Prolog

14.3K 580 36
                                    

Aku seperti hujan. Akan tetap jatuh walau tak pernah kau harapkan. Akan menyejukkan saat kau mengeluh dengan rasa gerah. Dan akan tetap kau anggap penghalang sebab hal yang sedang kau nantikan dari luar.

***

Gadis bermata coklat itu melangkahkan kakinya dengan berat hati. Setapak demi setapak yang dilewatinya membuat tubuh mungilnya bergetar dari dalam. Namun, ia pandai memanipulasi keadaan seolah tak terjadi apupun disana.

Ia mendekat. Semakin jelas suara yang dihasilkan dari dua orang terdekatnya. Hatinya seolah tercabik kuat hingga matanya terasa perih. Jika saja ini adalah kamarnya, ia pasti sudah menangis saat ini.

Sayup-sayup kalimat mematahkan hatinya. Rangkaian kata itu seolah tak berati apa-apa bagi mereka karena telah menyakiti seorang lainnya. Atau mungkin saja mereka lupa bahwa ada yang sedang menahan luka atas kebahagiaan orang lain.

Kalau itu yang lo mau, gue bakalan ngalah walaupun kenyataannya gue sayang lo, batinnya.

Membisu. Hanya itu yang mampu gadis itu lakukan saat pelukan hangat yang dilihat tak pernah ia rasakan. Bahkan, disaat harusnya posisi itu terprioritaskan sekalipun. Menangis? Untuk apa ia menangis jika mereka pun tak tahu dan tak ingin tahu.

"Gue masih sayang lo." ujar remaja laki-laki itu.

"Sorry gue nggak bisa. Bukannya udah gue jelasin alasannya. Please, lo-"

"Nggak! Gue bakalan tetep perjuangin lo! Apapun itu!" Dengan keukeh mempertahankan argumennya, laki-laki itu menarik tangan yang dihadapannya. Mencoba menyalurkan kepercayaan yang ia buat untuk gadis yang dipuja.

"Raf! Lo nggak boleh egois!" sentaknya melepaskan genggaman itu. Kini ia mengalihkan pandangan lalu membuang napas kasarnya. Sungguh, lawan bicaranya memang keras kepala.

Cinta tidak buta, ia hanya mematikan logika saja. Jelas-jelas mendapat penolakan penuh, si jangkung itu tak pernah gentar dari posisinya. Ia tak peduli, sama sekali tidak untuk gadis yang sedang berada diujung sana. Bagaimana mungkin ia akan peduli sedang dirinya tak melihat ke arah itu sekalipun.

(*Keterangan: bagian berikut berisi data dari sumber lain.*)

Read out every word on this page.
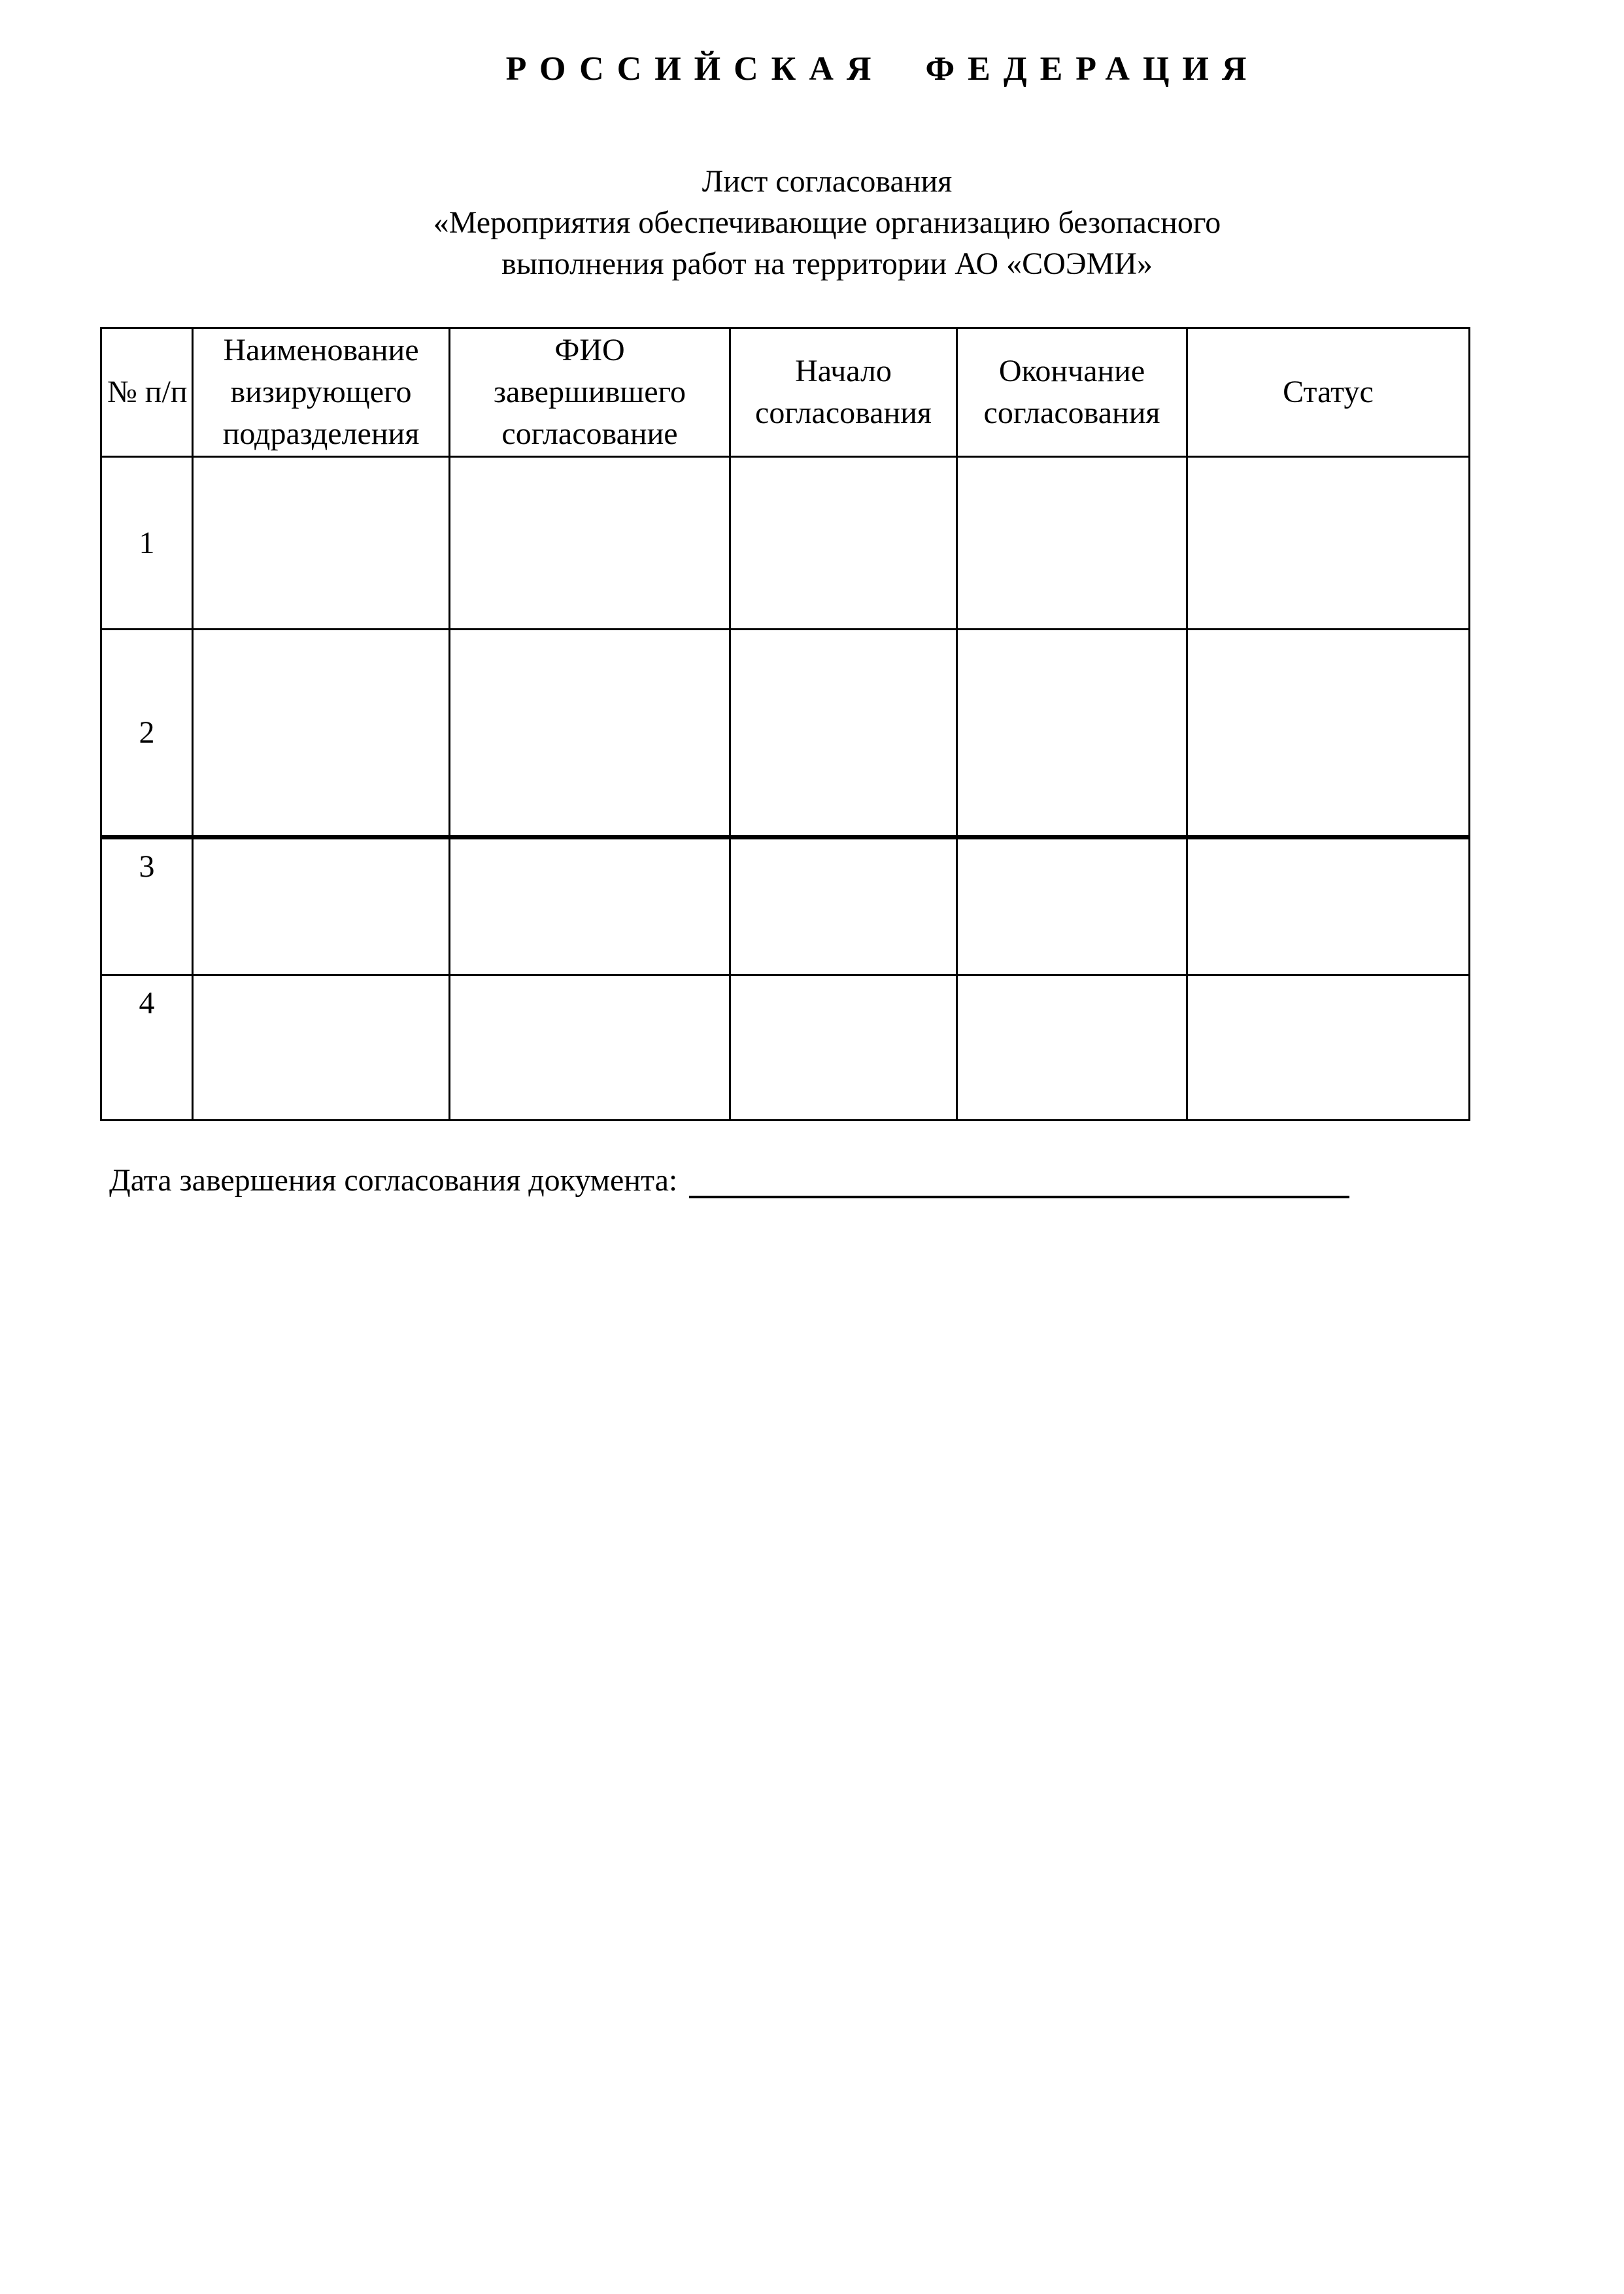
РОССИЙСКАЯ ФЕДЕРАЦИЯ
Лист согласования
«Мероприятия обеспечивающие организацию безопасного
выполнения работ на территории АО «СОЭМИ»
№ п/п	Наименование
визирующего
подразделения	ФИО
завершившего
согласование	Начало
согласования	Окончание
согласования	Статус

1					
2					
3					
4					
Дата завершения согласования документа:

"Gue harus pergi! Dan lo sebaiknya jangan deketin gue lagi." ujar seorang perempuan itu menggantung ucapannya, "ada yang lebih pantas lo jaga perasaannya dibandingkan gue." lanjutnya lalu melenggang pergi.

"Gue nggak cinta sama dia!"

"Tunggu! Gue cuma manfaatin dia kalau lo mau tau!"

Deg. Seorang yang diteriakinya pun berhenti. Sejenak ia mematung sebelum akhirnya menoleh ke belakang. Ditatapnya dengan dingin sosok laki-laki itu.

Tiga detik berlalu akhirnya ia mengalihkan kembali pandangannya. Tanpa memperdulikan apapun, ia melangkahkan kakinya dengan cepat. Meninggalkan sosok yang sedang menatap punggungnya nanar.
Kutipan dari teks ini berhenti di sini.